The dynamic filtering is primarily used to optimize the highly selective join scenarios (including dynamic partition pruning for large partitioned tables and row filtering for non-partitioned tables). openLooKeng dynamic filtering is currently applicable to inner join, semi join and right join scenarios, only can be applied to Hive connector, DC connector and Memory connector.

Usage

openLooKeng dynamic filtering feature depends on the distributed cache component. Please refer to the section State Store for specific configuration on state store.

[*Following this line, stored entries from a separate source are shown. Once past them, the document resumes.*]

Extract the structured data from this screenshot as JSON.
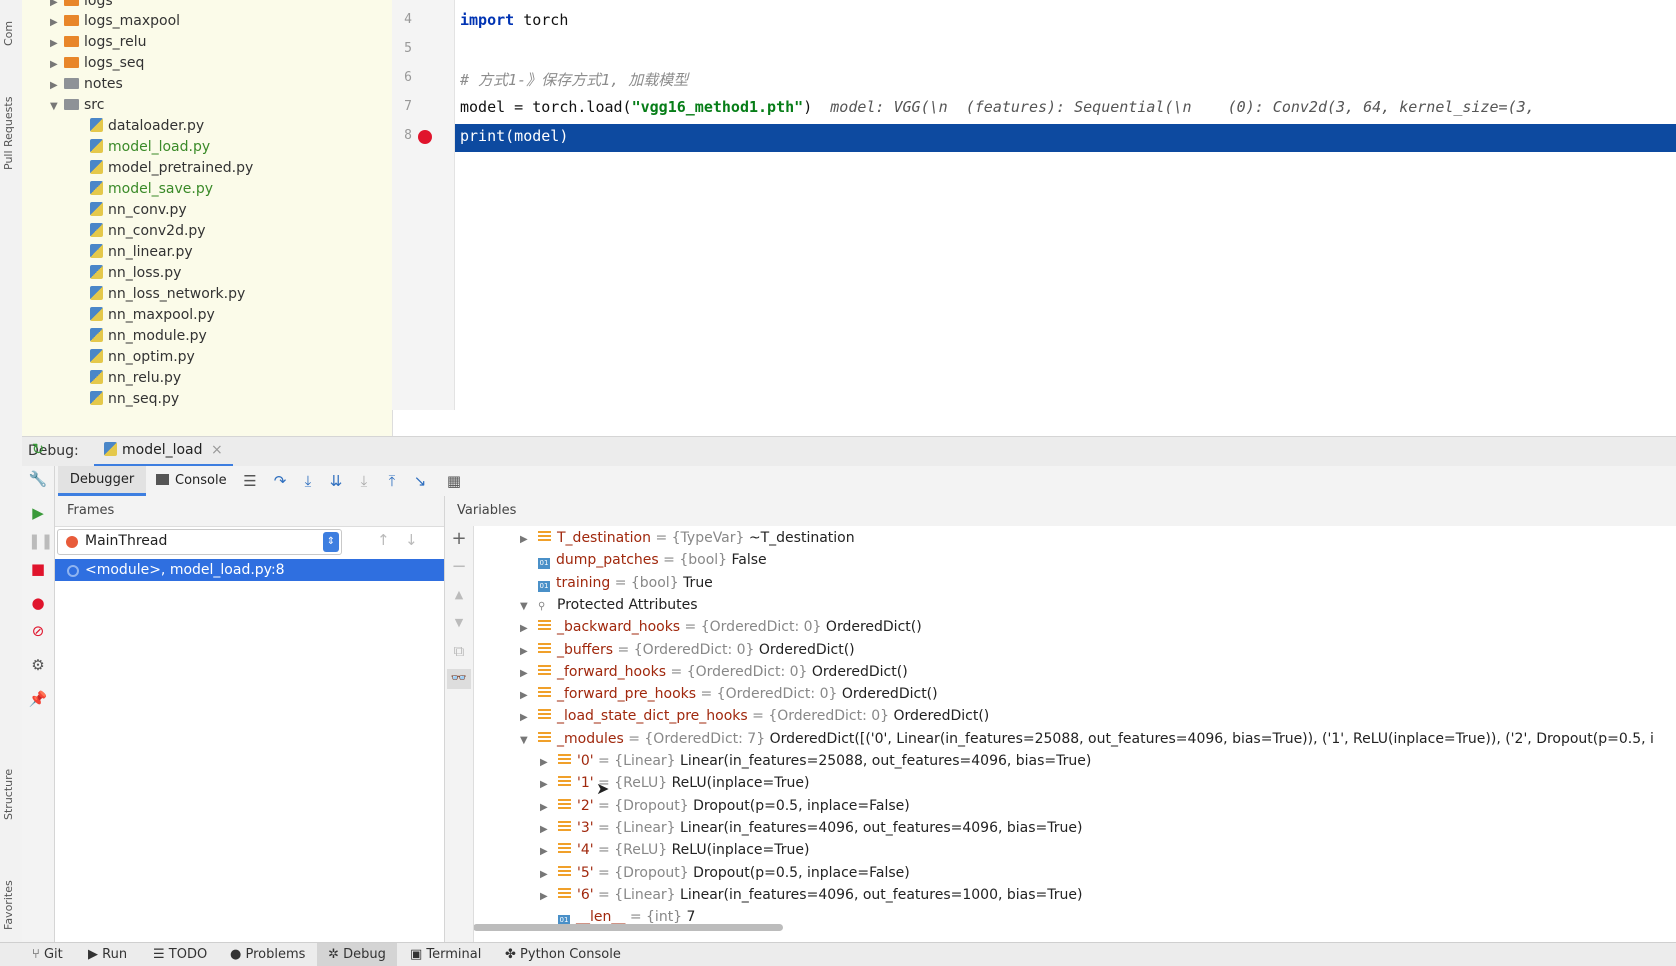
{
  "left_strip": {
    "labels": [
      "Com",
      "Pull Requests",
      "Structure",
      "Favorites"
    ]
  },
  "project_tree": {
    "items": [
      {
        "label": "logs",
        "kind": "folder",
        "expanded": false
      },
      {
        "label": "logs_maxpool",
        "kind": "folder",
        "expanded": false
      },
      {
        "label": "logs_relu",
        "kind": "folder",
        "expanded": false
      },
      {
        "label": "logs_seq",
        "kind": "folder",
        "expanded": false
      },
      {
        "label": "notes",
        "kind": "folder-grey",
        "expanded": false
      },
      {
        "label": "src",
        "kind": "folder-grey",
        "expanded": true
      },
      {
        "label": "dataloader.py",
        "kind": "py"
      },
      {
        "label": "model_load.py",
        "kind": "py",
        "modified": true
      },
      {
        "label": "model_pretrained.py",
        "kind": "py"
      },
      {
        "label": "model_save.py",
        "kind": "py",
        "modified": true
      },
      {
        "label": "nn_conv.py",
        "kind": "py"
      },
      {
        "label": "nn_conv2d.py",
        "kind": "py"
      },
      {
        "label": "nn_linear.py",
        "kind": "py"
      },
      {
        "label": "nn_loss.py",
        "kind": "py"
      },
      {
        "label": "nn_loss_network.py",
        "kind": "py"
      },
      {
        "label": "nn_maxpool.py",
        "kind": "py"
      },
      {
        "label": "nn_module.py",
        "kind": "py"
      },
      {
        "label": "nn_optim.py",
        "kind": "py"
      },
      {
        "label": "nn_relu.py",
        "kind": "py"
      },
      {
        "label": "nn_seq.py",
        "kind": "py"
      }
    ]
  },
  "editor": {
    "line_numbers": [
      "4",
      "5",
      "6",
      "7",
      "8"
    ],
    "line4_kw": "import",
    "line4_rest": " torch",
    "line6_comment": "# 方式1-》保存方式1, 加载模型",
    "line7_code": "model = torch.load(",
    "line7_str": "\"vgg16_method1.pth\"",
    "line7_end": ")",
    "line7_hint": "model: VGG(\\n  (features): Sequential(\\n    (0): Conv2d(3, 64, kernel_size=(3,",
    "line8_code": "print(model)"
  },
  "debug": {
    "label": "Debug:",
    "tab": "model_load",
    "toolbar": {
      "debugger": "Debugger",
      "console": "Console"
    },
    "frames": {
      "title": "Frames",
      "thread": "MainThread",
      "frame": "<module>, model_load.py:8"
    },
    "variables": {
      "title": "Variables",
      "rows": [
        {
          "indent": 1,
          "arrow": "▶",
          "icon": "field",
          "name": "T_destination",
          "type": " = {TypeVar} ",
          "value": "~T_destination"
        },
        {
          "indent": 1,
          "arrow": "",
          "icon": "bool",
          "name": "dump_patches",
          "type": " = {bool} ",
          "value": "False"
        },
        {
          "indent": 1,
          "arrow": "",
          "icon": "bool",
          "name": "training",
          "type": " = {bool} ",
          "value": "True"
        },
        {
          "indent": 1,
          "arrow": "▼",
          "icon": "prot",
          "name": "Protected Attributes",
          "type": "",
          "value": "",
          "plain": true
        },
        {
          "indent": 2,
          "arrow": "▶",
          "icon": "field",
          "name": "_backward_hooks",
          "type": " = {OrderedDict: 0} ",
          "value": "OrderedDict()"
        },
        {
          "indent": 2,
          "arrow": "▶",
          "icon": "field",
          "name": "_buffers",
          "type": " = {OrderedDict: 0} ",
          "value": "OrderedDict()"
        },
        {
          "indent": 2,
          "arrow": "▶",
          "icon": "field",
          "name": "_forward_hooks",
          "type": " = {OrderedDict: 0} ",
          "value": "OrderedDict()"
        },
        {
          "indent": 2,
          "arrow": "▶",
          "icon": "field",
          "name": "_forward_pre_hooks",
          "type": " = {OrderedDict: 0} ",
          "value": "OrderedDict()"
        },
        {
          "indent": 2,
          "arrow": "▶",
          "icon": "field",
          "name": "_load_state_dict_pre_hooks",
          "type": " = {OrderedDict: 0} ",
          "value": "OrderedDict()"
        },
        {
          "indent": 2,
          "arrow": "▼",
          "icon": "field",
          "name": "_modules",
          "type": " = {OrderedDict: 7} ",
          "value": "OrderedDict([('0', Linear(in_features=25088, out_features=4096, bias=True)), ('1', ReLU(inplace=True)), ('2', Dropout(p=0.5, i"
        },
        {
          "indent": 3,
          "arrow": "▶",
          "icon": "field",
          "name": "'0'",
          "type": " = {Linear} ",
          "value": "Linear(in_features=25088, out_features=4096, bias=True)"
        },
        {
          "indent": 3,
          "arrow": "▶",
          "icon": "field",
          "name": "'1'",
          "type": " = {ReLU} ",
          "value": "ReLU(inplace=True)"
        },
        {
          "indent": 3,
          "arrow": "▶",
          "icon": "field",
          "name": "'2'",
          "type": " = {Dropout} ",
          "value": "Dropout(p=0.5, inplace=False)"
        },
        {
          "indent": 3,
          "arrow": "▶",
          "icon": "field",
          "name": "'3'",
          "type": " = {Linear} ",
          "value": "Linear(in_features=4096, out_features=4096, bias=True)"
        },
        {
          "indent": 3,
          "arrow": "▶",
          "icon": "field",
          "name": "'4'",
          "type": " = {ReLU} ",
          "value": "ReLU(inplace=True)"
        },
        {
          "indent": 3,
          "arrow": "▶",
          "icon": "field",
          "name": "'5'",
          "type": " = {Dropout} ",
          "value": "Dropout(p=0.5, inplace=False)"
        },
        {
          "indent": 3,
          "arrow": "▶",
          "icon": "field",
          "name": "'6'",
          "type": " = {Linear} ",
          "value": "Linear(in_features=4096, out_features=1000, bias=True)"
        },
        {
          "indent": 3,
          "arrow": "",
          "icon": "int",
          "name": "__len__",
          "type": " = {int} ",
          "value": "7"
        }
      ]
    }
  },
  "statusbar": {
    "items": [
      "Git",
      "Run",
      "TODO",
      "Problems",
      "Debug",
      "Terminal",
      "Python Console"
    ],
    "active": "Debug"
  },
  "colors": {
    "selection": "#0d4aa0",
    "frame_selected": "#2f6fe0",
    "breakpoint": "#e0142c",
    "tree_bg": "#fbfbe9"
  }
}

In /etc/config.properties, the following parameters need to be configured.

enable-dynamic-filtering=true
dynamic-filtering-data-type=BLOOM_FILTER
dynamic-filtering-max-per-driver-size=100MB
dynamic-filtering-max-per-driver-row-count=10000
dynamic-filtering-bloom-filter-fpp=0.1

The above attributes are described below:

  • enable-dynamic-filtering: Enable dynamic filtering feature.
  • dynamic-filtering-wait-time: Maximum waiting time for the dynamic filter to be ready, default to 1s.
  • dynamic-filtering-data-type: Set dynamic filtering data type, default to BLOOM_FILTER.
  • dynamic-filtering-max-size: Max dynamic filter size, cost based optimizer won’t create dynamic filter that has estimate size exceeding this value based on statistics, default to 1000000.
  • dynamic-filtering-max-per-driver-size: Max data size collected for dynamic filter per driver, default to 1MB.
  • dynamic-filtering-max-per-driver-row-count: Max data count collected for dynamic filter per driver, default to 10000.
  • dynamic-filtering-bloom-filter-fpp: Bloom filter FPP used for dynamic filtering, default to 0.1.

If applied to Hive connector: we should change catalog/hive.properties:

hive.dynamic-filter-partition-filtering=true
hive.dynamic-filtering-row-filtering-threshold=5000

The above attributes are described below:

  • hive.dynamic-filter-partition-filtering: Filter out hive splits early based on partition value using dynamic filter, default to false.
  • hive.dynamic-filtering-row-filtering-threshold: Filter out hive rows early if the dynamic filter size is below the threshold, default to 2000.

Query Plans

The following example shows a query using the dynamic filter, labeled as dynamicFilter. We can use the explain command to see whether the dynamic filter works and can also get it form the webUI with the live plan.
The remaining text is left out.